The region directly surrounding Kiev and to its west would become known as the Ukraine, with its own distinct cultural identity. It was the only large state of the former Soviet Union where there was a significant Catholic presence, and despite significant pressure from the Russian Orthodox Church—which predominates in western Ukraine—a version of Catholicism remains a major presence in the eastern part of the country. This coincides with the fact that there is a higher percentage of ethnic Ukrainians in the east, while ethnic Russians predominate in the west. This attempted suppression of (anti-Russian) religious belief would be part of the “Russification” of the Ukraine, basically an “ethnic cleansing” of Ukrainian culture and national identity, particularly during the Stalinist era. 

But before Russian control, the once powerful Kiev state would experience a long decline, during which the Mongols, Tartars, Lithuanians and Poles would claim sovereignty over Ukrainian territory, until the rulers from the state based in Muscovy (Moscow) would claim the Ukraine as part of its domain. However, when Lenin signed the Treaty of Brest-Litovsk during World War I (in order to get the Germans off his back so that he could deal with anti-Bolshevik  forces in Russia), the Ukraine briefly enjoyed an autonomous status, at least while the Kaiser’s Germany remained intact. But the Treaty of Versailles would end (for the time being) German influence in Russian affairs, and with it the possibility of Ukrainian independence. Stalin’s subsequent brutal policies in the Ukraine—which included the infamous enforced famine which saw 3 million Ukrainians die of starvation—allowed Ukrainians to see Hitler’s German invasion force as “liberators,” although they would soon be disabused of this notion. 

Given that the Ukraine was once a powerful state with its own history and culture, it should come as no surprise that Ukrainians chaffed under the domination of Russia.
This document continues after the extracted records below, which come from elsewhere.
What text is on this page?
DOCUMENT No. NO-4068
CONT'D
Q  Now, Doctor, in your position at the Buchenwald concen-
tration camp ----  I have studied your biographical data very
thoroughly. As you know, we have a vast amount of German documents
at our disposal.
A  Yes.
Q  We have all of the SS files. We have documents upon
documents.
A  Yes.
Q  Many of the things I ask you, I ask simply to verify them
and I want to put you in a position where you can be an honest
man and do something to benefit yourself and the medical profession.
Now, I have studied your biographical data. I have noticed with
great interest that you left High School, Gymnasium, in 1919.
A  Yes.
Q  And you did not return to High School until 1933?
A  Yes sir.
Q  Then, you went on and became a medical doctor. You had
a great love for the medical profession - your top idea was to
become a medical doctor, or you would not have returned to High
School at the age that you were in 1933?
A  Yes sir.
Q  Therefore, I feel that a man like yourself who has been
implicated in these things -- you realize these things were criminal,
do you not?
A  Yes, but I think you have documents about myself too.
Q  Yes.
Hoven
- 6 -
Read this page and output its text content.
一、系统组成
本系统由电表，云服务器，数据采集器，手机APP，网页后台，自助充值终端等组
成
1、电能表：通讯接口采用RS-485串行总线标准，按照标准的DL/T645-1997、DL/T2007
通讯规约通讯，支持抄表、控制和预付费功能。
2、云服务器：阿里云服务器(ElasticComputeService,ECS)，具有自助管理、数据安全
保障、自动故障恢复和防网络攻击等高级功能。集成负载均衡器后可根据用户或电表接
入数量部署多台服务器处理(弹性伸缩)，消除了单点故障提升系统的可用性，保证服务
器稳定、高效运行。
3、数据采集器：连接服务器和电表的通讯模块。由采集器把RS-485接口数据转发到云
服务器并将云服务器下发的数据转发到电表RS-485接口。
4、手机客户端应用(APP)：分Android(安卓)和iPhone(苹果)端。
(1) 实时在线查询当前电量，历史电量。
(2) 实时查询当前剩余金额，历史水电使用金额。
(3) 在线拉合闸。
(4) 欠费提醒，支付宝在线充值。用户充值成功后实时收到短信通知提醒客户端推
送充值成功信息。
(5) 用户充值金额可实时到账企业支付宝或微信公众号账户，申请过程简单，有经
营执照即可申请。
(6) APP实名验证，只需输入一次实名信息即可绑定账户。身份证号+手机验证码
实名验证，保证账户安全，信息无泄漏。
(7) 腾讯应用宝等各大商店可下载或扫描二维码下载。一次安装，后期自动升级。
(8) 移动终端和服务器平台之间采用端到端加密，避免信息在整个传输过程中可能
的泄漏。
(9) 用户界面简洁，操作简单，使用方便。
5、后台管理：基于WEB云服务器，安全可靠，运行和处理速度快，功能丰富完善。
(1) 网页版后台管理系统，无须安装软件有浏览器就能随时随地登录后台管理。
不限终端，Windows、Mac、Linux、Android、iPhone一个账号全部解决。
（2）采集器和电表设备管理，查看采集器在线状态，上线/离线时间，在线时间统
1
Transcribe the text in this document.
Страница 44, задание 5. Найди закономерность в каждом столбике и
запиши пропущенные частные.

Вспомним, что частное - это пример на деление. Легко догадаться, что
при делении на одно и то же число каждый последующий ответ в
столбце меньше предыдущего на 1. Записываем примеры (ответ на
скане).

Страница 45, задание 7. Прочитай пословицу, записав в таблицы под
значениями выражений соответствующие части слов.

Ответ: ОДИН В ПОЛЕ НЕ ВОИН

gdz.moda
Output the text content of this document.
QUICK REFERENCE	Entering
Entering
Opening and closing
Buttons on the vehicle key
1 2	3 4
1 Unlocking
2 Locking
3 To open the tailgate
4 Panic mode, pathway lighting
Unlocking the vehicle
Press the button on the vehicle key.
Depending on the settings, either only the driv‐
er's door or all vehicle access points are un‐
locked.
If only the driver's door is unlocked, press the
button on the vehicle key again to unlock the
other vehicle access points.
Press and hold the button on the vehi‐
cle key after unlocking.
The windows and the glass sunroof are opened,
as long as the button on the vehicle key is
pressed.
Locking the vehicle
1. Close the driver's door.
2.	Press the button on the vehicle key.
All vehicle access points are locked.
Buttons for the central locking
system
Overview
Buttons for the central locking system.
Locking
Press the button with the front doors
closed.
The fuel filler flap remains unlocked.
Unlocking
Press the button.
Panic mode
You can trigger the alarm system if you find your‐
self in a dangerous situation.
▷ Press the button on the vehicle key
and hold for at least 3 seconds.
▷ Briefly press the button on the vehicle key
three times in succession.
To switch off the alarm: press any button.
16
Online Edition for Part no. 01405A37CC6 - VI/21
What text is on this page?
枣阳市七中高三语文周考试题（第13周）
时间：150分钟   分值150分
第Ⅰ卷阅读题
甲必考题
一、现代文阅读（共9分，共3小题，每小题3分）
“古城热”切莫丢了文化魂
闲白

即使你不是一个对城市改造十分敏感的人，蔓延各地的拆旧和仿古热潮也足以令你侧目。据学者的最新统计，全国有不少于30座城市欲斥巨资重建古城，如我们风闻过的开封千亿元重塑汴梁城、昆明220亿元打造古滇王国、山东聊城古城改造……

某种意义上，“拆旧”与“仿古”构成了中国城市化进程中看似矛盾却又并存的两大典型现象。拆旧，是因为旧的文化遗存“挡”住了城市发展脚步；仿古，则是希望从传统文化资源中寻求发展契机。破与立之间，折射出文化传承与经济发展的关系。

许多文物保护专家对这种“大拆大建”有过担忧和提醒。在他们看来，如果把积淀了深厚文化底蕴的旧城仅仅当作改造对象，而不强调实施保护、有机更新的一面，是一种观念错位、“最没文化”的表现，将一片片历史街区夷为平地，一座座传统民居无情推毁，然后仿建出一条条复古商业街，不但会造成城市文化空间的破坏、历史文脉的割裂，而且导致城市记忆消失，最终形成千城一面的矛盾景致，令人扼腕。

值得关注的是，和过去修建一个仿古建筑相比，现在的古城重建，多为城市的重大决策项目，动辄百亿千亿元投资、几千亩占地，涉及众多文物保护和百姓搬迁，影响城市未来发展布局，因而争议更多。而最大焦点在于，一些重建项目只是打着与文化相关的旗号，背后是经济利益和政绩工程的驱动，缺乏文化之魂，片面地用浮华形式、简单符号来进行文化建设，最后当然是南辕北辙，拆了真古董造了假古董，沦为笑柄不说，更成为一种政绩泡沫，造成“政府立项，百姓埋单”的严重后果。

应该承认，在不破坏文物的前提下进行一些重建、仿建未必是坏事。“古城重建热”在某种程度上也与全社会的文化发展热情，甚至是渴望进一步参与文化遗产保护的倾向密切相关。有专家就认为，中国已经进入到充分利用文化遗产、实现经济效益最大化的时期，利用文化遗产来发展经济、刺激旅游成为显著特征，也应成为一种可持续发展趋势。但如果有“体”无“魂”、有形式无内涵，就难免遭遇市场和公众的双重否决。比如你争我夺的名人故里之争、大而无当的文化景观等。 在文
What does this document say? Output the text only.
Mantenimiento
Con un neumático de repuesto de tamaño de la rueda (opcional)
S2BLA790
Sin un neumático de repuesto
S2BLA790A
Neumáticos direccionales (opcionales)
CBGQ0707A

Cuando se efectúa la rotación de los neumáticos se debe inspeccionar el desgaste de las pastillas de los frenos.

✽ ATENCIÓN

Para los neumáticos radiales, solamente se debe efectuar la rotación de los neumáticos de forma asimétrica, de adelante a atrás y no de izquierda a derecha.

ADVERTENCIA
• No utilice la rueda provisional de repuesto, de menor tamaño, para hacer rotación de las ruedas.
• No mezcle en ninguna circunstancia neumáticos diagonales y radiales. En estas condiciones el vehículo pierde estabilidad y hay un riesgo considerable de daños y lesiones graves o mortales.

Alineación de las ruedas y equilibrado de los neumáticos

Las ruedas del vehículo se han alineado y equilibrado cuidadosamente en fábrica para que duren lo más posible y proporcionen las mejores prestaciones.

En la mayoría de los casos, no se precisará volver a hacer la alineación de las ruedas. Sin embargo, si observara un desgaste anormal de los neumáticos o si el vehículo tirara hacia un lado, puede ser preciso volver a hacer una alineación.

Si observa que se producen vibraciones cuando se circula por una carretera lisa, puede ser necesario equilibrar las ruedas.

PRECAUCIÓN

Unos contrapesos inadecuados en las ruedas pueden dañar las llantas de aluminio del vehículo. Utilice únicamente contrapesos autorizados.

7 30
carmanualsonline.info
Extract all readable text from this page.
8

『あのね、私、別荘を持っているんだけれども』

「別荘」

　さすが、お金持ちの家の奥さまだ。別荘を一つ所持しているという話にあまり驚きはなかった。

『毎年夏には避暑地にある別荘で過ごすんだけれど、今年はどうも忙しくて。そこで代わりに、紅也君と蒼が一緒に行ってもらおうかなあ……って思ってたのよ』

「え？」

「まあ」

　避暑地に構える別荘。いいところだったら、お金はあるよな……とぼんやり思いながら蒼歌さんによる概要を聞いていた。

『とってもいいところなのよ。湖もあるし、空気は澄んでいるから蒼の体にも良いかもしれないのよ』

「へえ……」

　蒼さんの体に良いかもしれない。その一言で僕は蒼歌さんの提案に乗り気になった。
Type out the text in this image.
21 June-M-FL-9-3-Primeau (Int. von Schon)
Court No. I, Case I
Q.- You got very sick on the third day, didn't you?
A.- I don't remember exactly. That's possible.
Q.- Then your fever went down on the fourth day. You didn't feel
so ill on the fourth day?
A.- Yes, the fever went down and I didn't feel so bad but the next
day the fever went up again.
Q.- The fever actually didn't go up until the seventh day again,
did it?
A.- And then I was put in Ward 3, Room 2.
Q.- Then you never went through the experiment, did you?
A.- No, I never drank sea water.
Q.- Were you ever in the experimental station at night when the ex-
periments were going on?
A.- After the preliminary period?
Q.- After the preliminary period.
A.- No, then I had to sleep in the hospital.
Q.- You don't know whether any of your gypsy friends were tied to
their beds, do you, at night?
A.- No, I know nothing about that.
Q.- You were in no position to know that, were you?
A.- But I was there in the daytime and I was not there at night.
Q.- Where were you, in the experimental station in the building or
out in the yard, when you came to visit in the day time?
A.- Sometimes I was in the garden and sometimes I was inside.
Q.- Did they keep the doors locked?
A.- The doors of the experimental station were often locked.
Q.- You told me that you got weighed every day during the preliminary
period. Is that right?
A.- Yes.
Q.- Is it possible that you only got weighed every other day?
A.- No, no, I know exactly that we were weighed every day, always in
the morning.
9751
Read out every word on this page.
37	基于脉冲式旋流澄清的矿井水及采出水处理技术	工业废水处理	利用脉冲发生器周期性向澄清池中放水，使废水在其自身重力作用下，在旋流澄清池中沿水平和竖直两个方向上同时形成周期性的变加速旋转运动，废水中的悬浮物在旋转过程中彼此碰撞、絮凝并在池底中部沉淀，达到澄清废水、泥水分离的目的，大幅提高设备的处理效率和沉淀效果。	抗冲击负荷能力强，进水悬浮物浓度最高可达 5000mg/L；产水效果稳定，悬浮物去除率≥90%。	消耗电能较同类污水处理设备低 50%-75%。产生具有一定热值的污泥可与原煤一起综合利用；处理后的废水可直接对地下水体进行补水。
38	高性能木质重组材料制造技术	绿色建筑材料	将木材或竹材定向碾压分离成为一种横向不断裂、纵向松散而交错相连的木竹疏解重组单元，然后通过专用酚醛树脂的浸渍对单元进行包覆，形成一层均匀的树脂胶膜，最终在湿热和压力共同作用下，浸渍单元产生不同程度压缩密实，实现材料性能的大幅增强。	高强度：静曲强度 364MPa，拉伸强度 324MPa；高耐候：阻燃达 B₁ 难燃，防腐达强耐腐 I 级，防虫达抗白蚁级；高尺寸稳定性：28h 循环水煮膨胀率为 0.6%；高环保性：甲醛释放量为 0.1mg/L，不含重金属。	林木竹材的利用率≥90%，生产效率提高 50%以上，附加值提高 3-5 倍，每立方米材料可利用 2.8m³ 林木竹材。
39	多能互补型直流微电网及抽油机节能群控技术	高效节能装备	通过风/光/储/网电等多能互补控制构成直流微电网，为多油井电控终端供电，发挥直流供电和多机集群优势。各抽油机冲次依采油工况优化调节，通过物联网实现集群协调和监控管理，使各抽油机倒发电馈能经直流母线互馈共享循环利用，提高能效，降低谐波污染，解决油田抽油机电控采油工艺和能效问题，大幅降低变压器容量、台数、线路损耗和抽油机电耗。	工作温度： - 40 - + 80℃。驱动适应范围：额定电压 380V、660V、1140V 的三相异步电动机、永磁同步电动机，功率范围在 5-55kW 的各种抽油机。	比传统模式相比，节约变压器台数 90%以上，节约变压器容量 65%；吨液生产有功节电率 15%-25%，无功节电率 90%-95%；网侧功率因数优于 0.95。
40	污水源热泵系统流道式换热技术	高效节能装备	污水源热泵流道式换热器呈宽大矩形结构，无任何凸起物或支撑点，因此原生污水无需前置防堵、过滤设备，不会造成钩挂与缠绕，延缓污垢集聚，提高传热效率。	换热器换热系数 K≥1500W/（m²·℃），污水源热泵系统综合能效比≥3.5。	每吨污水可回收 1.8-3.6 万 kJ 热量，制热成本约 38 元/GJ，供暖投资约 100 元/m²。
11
It is ethnic Ukrainians who are driving the rebellion against the virtual rule of Moscow, while ethnic Russians in the west continue to be of uncertain loyalty to the state. Putin’s bullying tactics are clearly designed to undermine Ukrainian sovereignty, and indicative of his anti-West paranoia and personal autocratic tendencies. While the Ukraine has one of the largest armies in the world, it might not be big enough to dissuade Putin from advancing from the Crimea.

Putin clearly is as contemptuous of world opinion as North Korea’s ruler is, and it will require the combined “might” of the U.S. and Europe to put a break on his Soviet-era ambitions.